Sports are definitely another area where people may feel pressured to do well because they can be very demanding if you want to succeed. As a cross country runner not only do I have to run hard at practice, but I need to get sleep, eat well, and practice other healthy habits. With this on top of school, I sometimes feel stressed out.”

— Kate Easter

 

Upperclassmen aren’t the only ones who experience competition and the pressure to excel during school. Allie Rutledge (10) is a competitor. Rutledge excels at school, but she still gets stressed out over certain aspects of school, spending the majority of her time focusing on her schoolwork and doing everything she can to prepare herself for her future. 

 

“I feel like if I don’t do well in a class, I am not trying as hard as I could even if it’s just a really difficult class. It’s also hard for me to accept that others get better grades than me,” Rutledge said. 

 

Unfortunately, due to a schedule change last year, this year students had a hard change: block scheduling. This is something completely unprecedented for current sophomores as the upperclassmen have experienced block in their beginning years at Dowling.
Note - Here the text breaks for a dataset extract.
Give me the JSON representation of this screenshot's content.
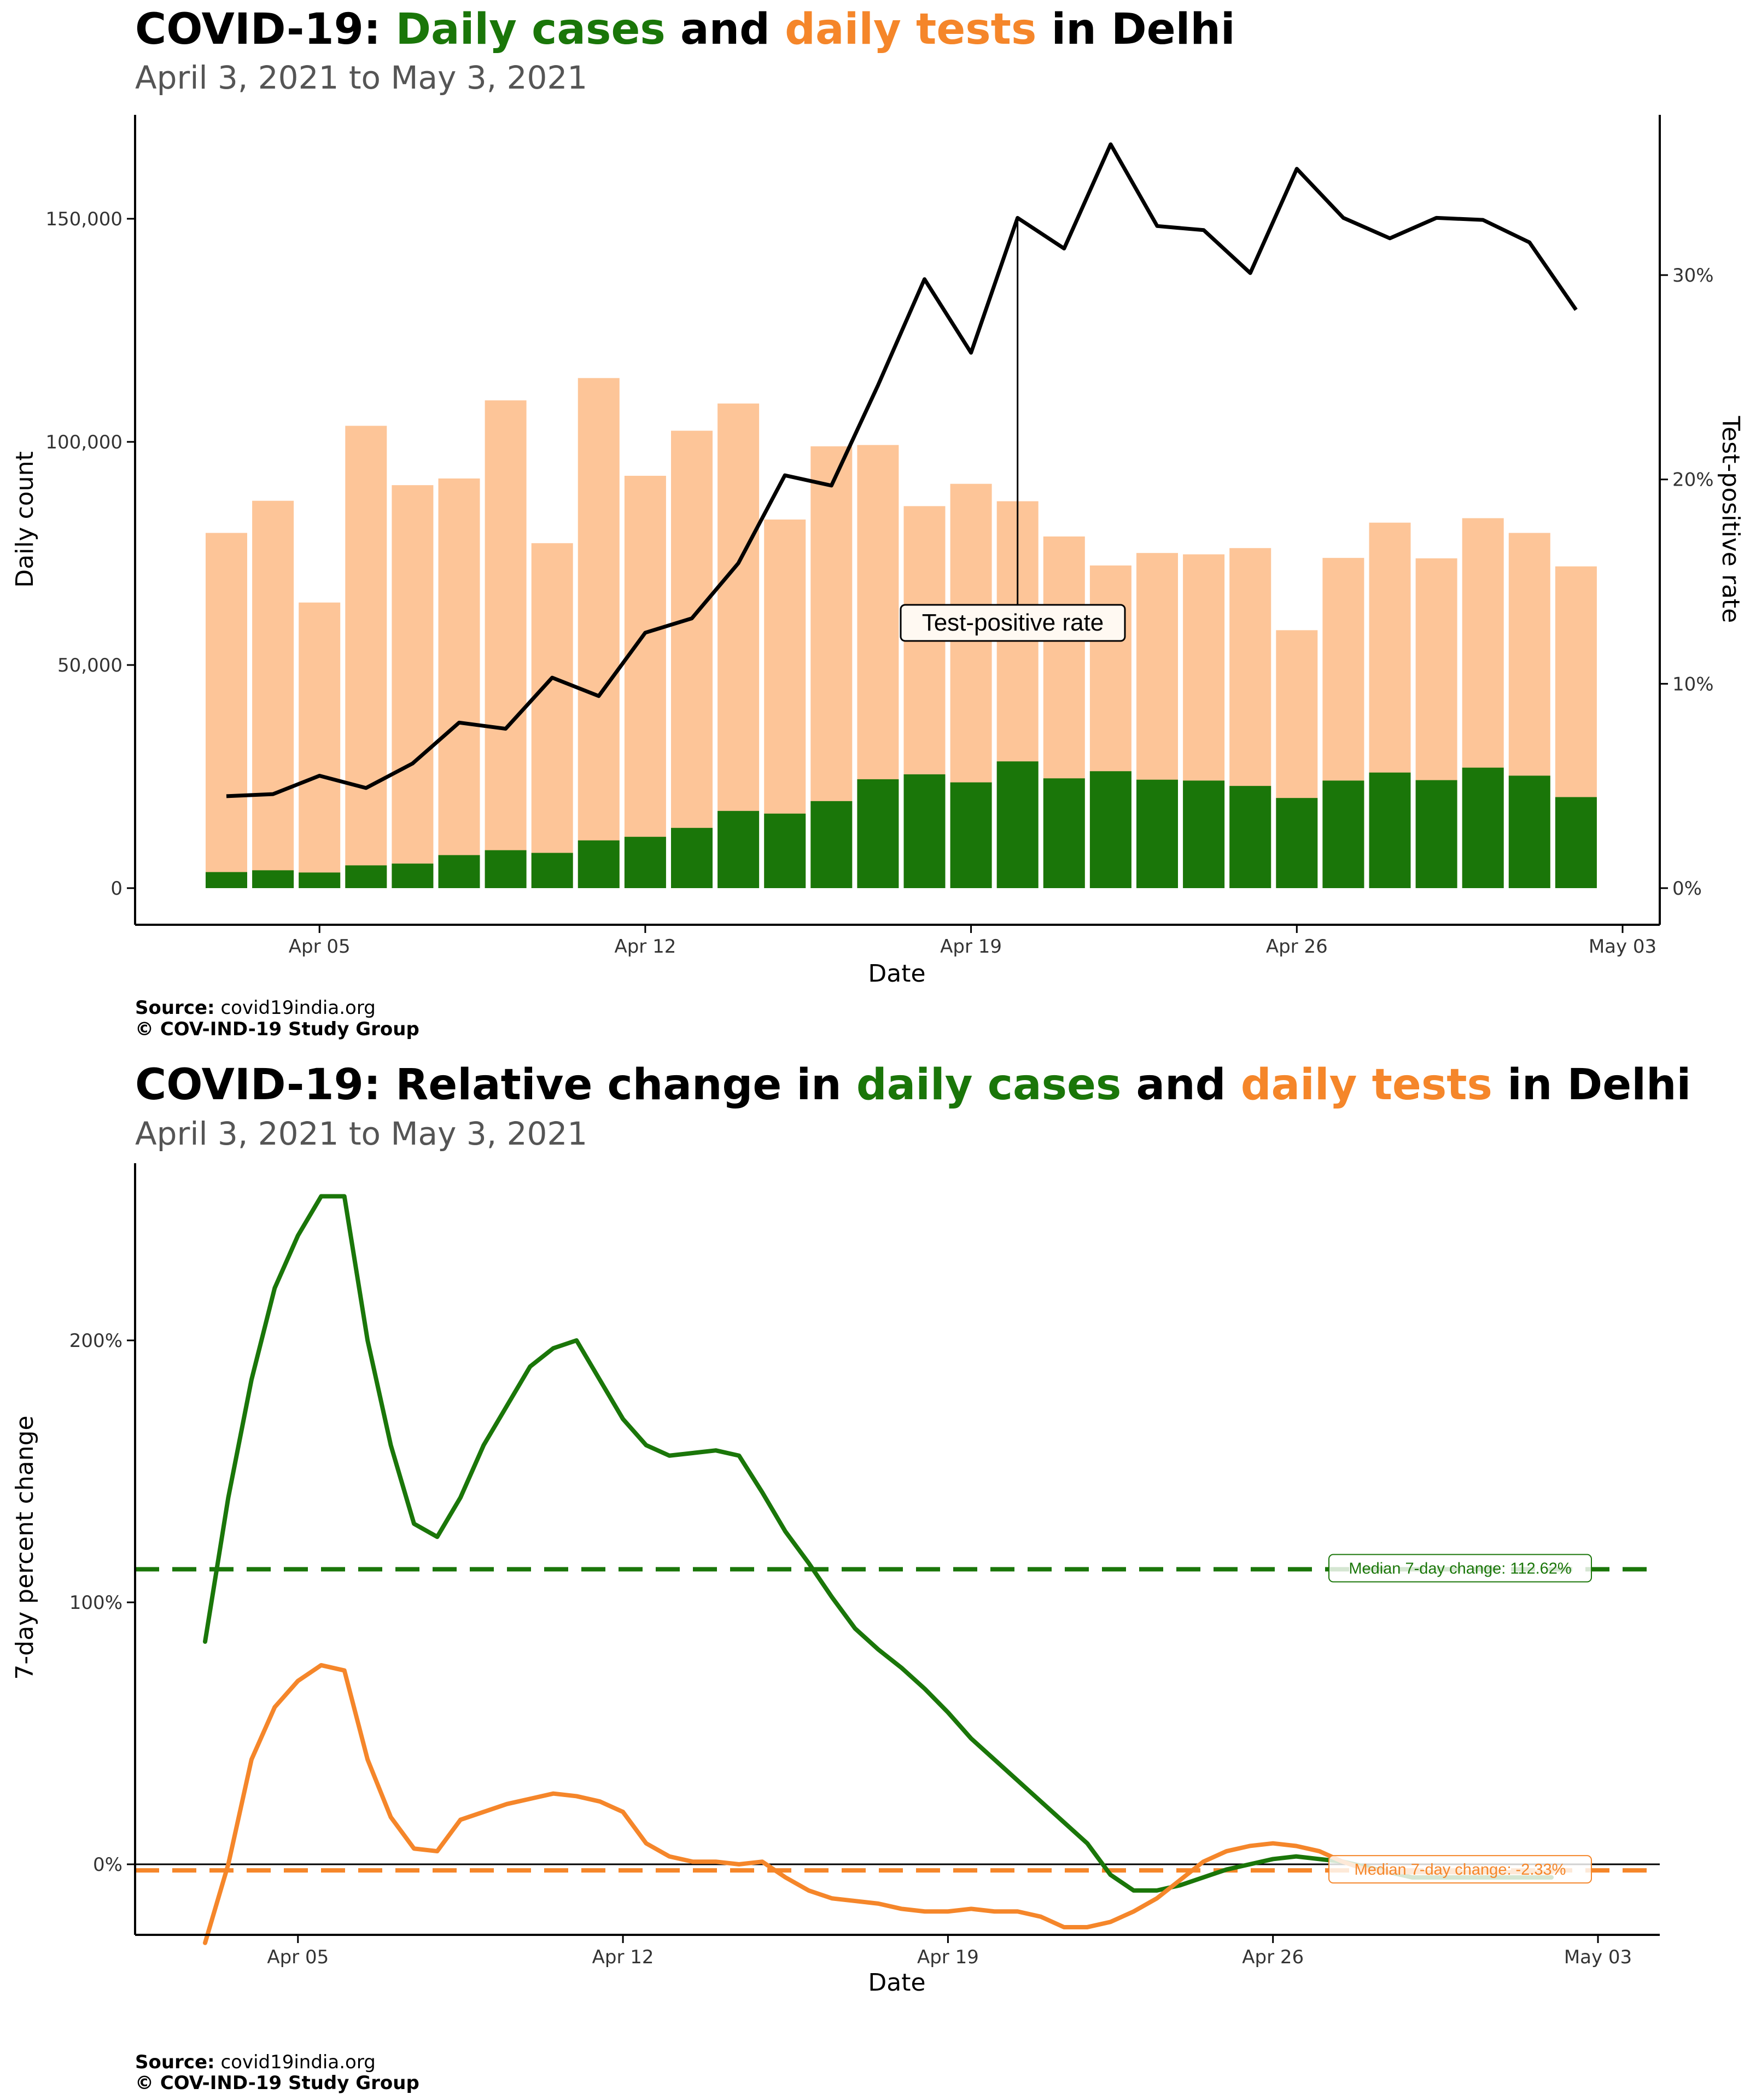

Last year, students had only four classes at a time, experiencing the benefits of the quarter schedule. Having a new schedule this year has left students looking for more of a balance. 

 

“It’s been hard for me to find a balance this year for sure. A/B [schedule] is new to me so that is hard. And [balancing] the obvious schoolwork, free time, activities and clubs,” Rutledge said.

 

Finding a balance is hard for everyone. Students are always working towards that college acceptance letter. Owen Weber (12) has done everything he can to stay on top of his goal. Weber has thought about his future a lot, he is a stellar student, a football player, and in band, all taking up most of his time, but he has still managed to keep calm and focus on the goal.  This past year, Weber has found a way to balance all of his extracurricular activities and focus on his future. 

 

“My college preparation has mainly focused around last year. The main thing that I’ve done is to study hard and take the ACT, which has set me up very well for getting into a good school. In addition to this, I’ve met numerous times with Ms. Gabriel, and now Mrs. Koppes. Taking AP classes has hopefully prepared me for the level that college classes will be taught at,” Weber said. 

 

As a college prep school, Dowling students are pushed past their comfort levels throughout the school year, but it’s important for students to take advantage of the team they have and look forward to the acomp;lishments that we’ll follow the hard work.

 

I just focus on trying to take advantage of the time that I have, and try to appreciate it.”